Artık hepimiz birer veri üreticisiyiz
Prof. Dr. Ethem Alpaydın ‘’yapay öğrenme’’ ve ‘yapay zekâ’’ kavramlarının birbirinden farklı olduğunu belirterek ‘yapay öğrenme’ üzerine şu saptamaları yaptı: ‘’Bilgisayar mühendisleri her uygulama için bir programlama diliyle bir algoritma yazarlar, fakat yapay zekâ ile alakalı, yüz veya ses tanıma gibi bazı uygulamaların algoritmasını bilemiyoruz. Bu nedenle bu uygulamalarda örnek veri toplayıp bu veri üstünden yapay öğrenme hedefliyoruz. Büyük verilerden elde edilmiş bilgi artık günlük hayatımızın bir parçası oldu. Örneğin izlediğimiz bir filmden yola çıkarak yeni bir film önerilmesi gibi uygulamalar geçmiş alışveriş verilerimiz kullanılarak oluşturuluyor. Bu hızlı gelişmenin sosyal boyutu da var. Hayatlarımızın büyük bir kısmı sayısallaşıyor ve bizler birer veri üreticisi konumuna geliyoruz. Bir yandan bilgisayarlar hayatımıza daha çok girerken bir yandan da hayatımız bilgisayarlara göre biçimleniyor.’’

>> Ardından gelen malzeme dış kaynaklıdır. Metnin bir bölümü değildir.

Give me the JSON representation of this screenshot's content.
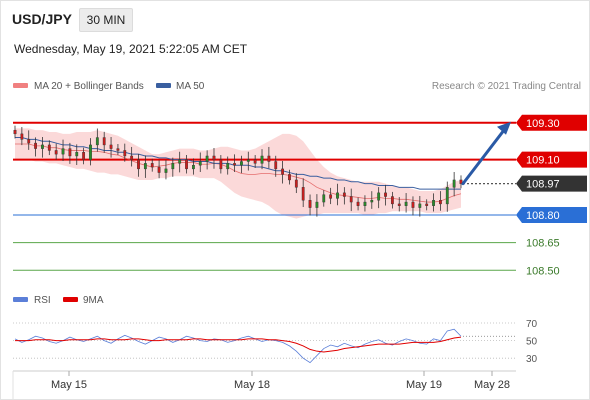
{
  "header": {
    "symbol": "USD/JPY",
    "timeframe": "30 MIN",
    "timestamp": "Wednesday, May 19, 2021 5:22:05 AM CET",
    "copyright": "Research © 2021 Trading Central"
  },
  "legend": {
    "bollinger": "MA 20 + Bollinger Bands",
    "ma50": "MA 50",
    "rsi": "RSI",
    "rsi_ma": "9MA"
  },
  "colors": {
    "bollinger": "#f08080",
    "bollinger_fill": "#f9cccc",
    "ma50": "#3a5fa0",
    "ma20": "#e05050",
    "resistance": "#e00000",
    "current": "#333333",
    "support_blue": "#2a6fd6",
    "support_green": "#5aa64a",
    "candle_up": "#2a8a2a",
    "candle_down": "#c81e1e",
    "rsi": "#5b7fd8",
    "rsi_ma": "#e00000",
    "arrow": "#2a5aa6"
  },
  "chart_data": [
    {
      "type": "candlestick",
      "title": "USD/JPY 30 MIN",
      "ylim": [
        108.42,
        109.44
      ],
      "x_labels": [
        "May 15",
        "May 18",
        "May 19",
        "May 28"
      ],
      "levels": [
        {
          "label": "109.30",
          "value": 109.3,
          "kind": "resistance"
        },
        {
          "label": "109.10",
          "value": 109.1,
          "kind": "resistance"
        },
        {
          "label": "108.97",
          "value": 108.97,
          "kind": "current"
        },
        {
          "label": "108.80",
          "value": 108.8,
          "kind": "support_blue"
        },
        {
          "label": "108.65",
          "value": 108.65,
          "kind": "support_green"
        },
        {
          "label": "108.50",
          "value": 108.5,
          "kind": "support_green"
        }
      ],
      "closes": [
        109.24,
        109.21,
        109.19,
        109.16,
        109.18,
        109.15,
        109.13,
        109.16,
        109.12,
        109.14,
        109.1,
        109.18,
        109.22,
        109.18,
        109.16,
        109.15,
        109.12,
        109.1,
        109.05,
        109.08,
        109.06,
        109.03,
        109.05,
        109.08,
        109.1,
        109.05,
        109.07,
        109.09,
        109.12,
        109.1,
        109.05,
        109.08,
        109.07,
        109.09,
        109.1,
        109.08,
        109.12,
        109.09,
        109.05,
        109.02,
        108.99,
        108.95,
        108.88,
        108.84,
        108.87,
        108.91,
        108.89,
        108.92,
        108.9,
        108.87,
        108.85,
        108.87,
        108.88,
        108.92,
        108.9,
        108.86,
        108.85,
        108.87,
        108.84,
        108.86,
        108.85,
        108.88,
        108.86,
        108.95,
        108.99,
        108.97
      ],
      "ma50": [
        109.22,
        109.22,
        109.21,
        109.21,
        109.2,
        109.2,
        109.19,
        109.18,
        109.18,
        109.17,
        109.17,
        109.16,
        109.16,
        109.15,
        109.15,
        109.14,
        109.14,
        109.13,
        109.13,
        109.12,
        109.12,
        109.11,
        109.11,
        109.1,
        109.1,
        109.1,
        109.09,
        109.09,
        109.09,
        109.08,
        109.08,
        109.08,
        109.07,
        109.07,
        109.07,
        109.06,
        109.06,
        109.05,
        109.04,
        109.04,
        109.03,
        109.02,
        109.02,
        109.01,
        109.01,
        109.0,
        109.0,
        108.99,
        108.99,
        108.98,
        108.98,
        108.97,
        108.97,
        108.96,
        108.96,
        108.96,
        108.95,
        108.95,
        108.95,
        108.94,
        108.94,
        108.94,
        108.94,
        108.94,
        108.94,
        108.94
      ],
      "bollinger_upper": [
        109.27,
        109.27,
        109.27,
        109.26,
        109.26,
        109.25,
        109.25,
        109.24,
        109.24,
        109.25,
        109.25,
        109.25,
        109.26,
        109.25,
        109.24,
        109.23,
        109.21,
        109.19,
        109.17,
        109.15,
        109.13,
        109.13,
        109.14,
        109.15,
        109.16,
        109.16,
        109.16,
        109.15,
        109.15,
        109.16,
        109.17,
        109.17,
        109.16,
        109.15,
        109.15,
        109.16,
        109.18,
        109.2,
        109.22,
        109.24,
        109.24,
        109.23,
        109.2,
        109.15,
        109.1,
        109.06,
        109.03,
        109.01,
        109.0,
        108.99,
        108.98,
        108.98,
        108.98,
        108.98,
        108.97,
        108.96,
        108.95,
        108.95,
        108.94,
        108.93,
        108.93,
        108.93,
        108.94,
        108.96,
        108.98,
        108.99
      ],
      "bollinger_lower": [
        109.1,
        109.1,
        109.1,
        109.09,
        109.09,
        109.08,
        109.08,
        109.07,
        109.06,
        109.05,
        109.05,
        109.04,
        109.03,
        109.03,
        109.02,
        109.02,
        109.01,
        109.0,
        108.99,
        108.99,
        108.99,
        109.0,
        109.0,
        109.01,
        109.01,
        109.01,
        109.01,
        109.0,
        109.0,
        109.0,
        108.98,
        108.95,
        108.92,
        108.9,
        108.89,
        108.88,
        108.87,
        108.85,
        108.82,
        108.8,
        108.79,
        108.78,
        108.79,
        108.8,
        108.8,
        108.81,
        108.81,
        108.81,
        108.81,
        108.81,
        108.81,
        108.8,
        108.8,
        108.81,
        108.81,
        108.82,
        108.82,
        108.82,
        108.82,
        108.82,
        108.81,
        108.81,
        108.81,
        108.82,
        108.83,
        108.84
      ],
      "forecast_arrow": {
        "from": 108.97,
        "to": 109.3
      }
    },
    {
      "type": "line",
      "title": "RSI",
      "ylim": [
        20,
        78
      ],
      "ticks": [
        70,
        50,
        30
      ],
      "series": [
        {
          "name": "RSI",
          "values": [
            52,
            48,
            51,
            55,
            53,
            49,
            47,
            50,
            54,
            51,
            49,
            52,
            55,
            50,
            47,
            52,
            56,
            53,
            49,
            46,
            50,
            54,
            52,
            48,
            51,
            55,
            53,
            50,
            49,
            52,
            51,
            48,
            50,
            53,
            55,
            52,
            49,
            51,
            50,
            48,
            44,
            38,
            30,
            25,
            33,
            41,
            45,
            43,
            47,
            44,
            42,
            46,
            49,
            51,
            47,
            45,
            49,
            52,
            50,
            47,
            46,
            52,
            50,
            61,
            63,
            55
          ]
        },
        {
          "name": "9MA",
          "values": [
            50,
            50,
            50,
            51,
            51,
            51,
            50,
            50,
            51,
            51,
            51,
            51,
            52,
            52,
            51,
            51,
            51,
            52,
            52,
            51,
            50,
            50,
            51,
            51,
            51,
            51,
            52,
            52,
            51,
            51,
            51,
            51,
            51,
            51,
            52,
            52,
            52,
            51,
            51,
            50,
            49,
            47,
            44,
            40,
            38,
            37,
            38,
            39,
            41,
            42,
            43,
            44,
            45,
            46,
            46,
            46,
            46,
            47,
            48,
            48,
            48,
            48,
            49,
            51,
            53,
            54
          ]
        }
      ]
    }
  ]
}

Ethem Alpaydın, teknoloji ilerledikçe ve daha fazla veri elde ettikçe, öğrenme algoritmaları sayesinde gittikçe daha zeki cihaz ve yazılımların geliştirilebileceğini belirterek, ‘’Bu yüzyılın sonuna gelmeden, bu tip yapay zekâ sistemleri, insan zekâsı seviyesine ulaşırsa şaşırtıcı olmayacaktır’’ diyor. Yapay öğrenmenin sadece veriden bilgi çıkarmanın ticari bir uygulaması olmadığına dikkat çeken Alpaydın, öğrenmenin aynı zamanda zekâ için gerektiğini belirtiyor ve ekliyor:
‘’Akıllı bir sistem kendini çevresine uyarlayabilmelidir, hatalarını tekrar etmemesi gerekir. Daha önce araştırmacılar, yapay zekânın gerçekleşebilmesi için yepyeni bir düşünme şekline, yeni bir hesaplama modeline veya bütünüyle yeni bir algoritma setine ihtiyaç olduğunu düşünüyorlardı. Fakat son çalışmalar gösteriyor ki; yeni bir algoritma setine değil, çok daha fazla veriye ve bu veriyi işleyebilecek kapasitede bilgisayar sistemlerine ihtiyaç var. Görüntü tanıma, bir dilden ötekine çeviri gibi uygulamalar büyük verilerden öğrenme yoluyla oluşturulmuş görece basit algoritmalarla yapılabilir gibi görünüyor, son dönemde oldukça popülerleşmiş bir konu olan derin öğrenme yöntemi de bu iddiayı destekliyor. Zekâ, sanki karmaşık ve ilginç formüllerden ziyade görece basit algoritmaların sabırlı ve sürekli kullanımına dayanıyor.”
Teknoloji işsizliğe neden olmayacak
‘’Yapay zekâ bilimi geliştikçe, robotlar kimi sektörleri ele geçirip işsizliği arttıracak mı, insan ile yapay zekâ ürünlerinin farkının anlaşılamayacağı dönemler yakında mı?’’ sorusu için Alpaydın şu yanıtı verdi: “İnsan kadar zeki bir robot yapmak ne kadar doğru bir tanım bilemiyorum, mesela bir Boeing uçağı, kuş kadar iyi uçuyor mudur? İkisi de uçuyor ama farklı şeyler için uçuyor. Bizim yapay zekâda amaçladığımız, insanın bir kopyasını yapmak değil de, insanın sorunlarını çözmek için yapılmış sistemler olacak. Kimi işler bu tür makineler tarafından yapılabilir, ama teknolojik gelişmeler aynı zamanda yeni iş alanları da yaratıyorlar. Ben çok kötümser değilim bu konuda, hatta bu sayede gelecekte insanların daha çok vakti olacağını düşünüyorum. Bu sayede çalışma saatleri azalabilir ve daha eğlenceli işlere, sanata, edebiyata daha fazla zaman ayırabiliriz.”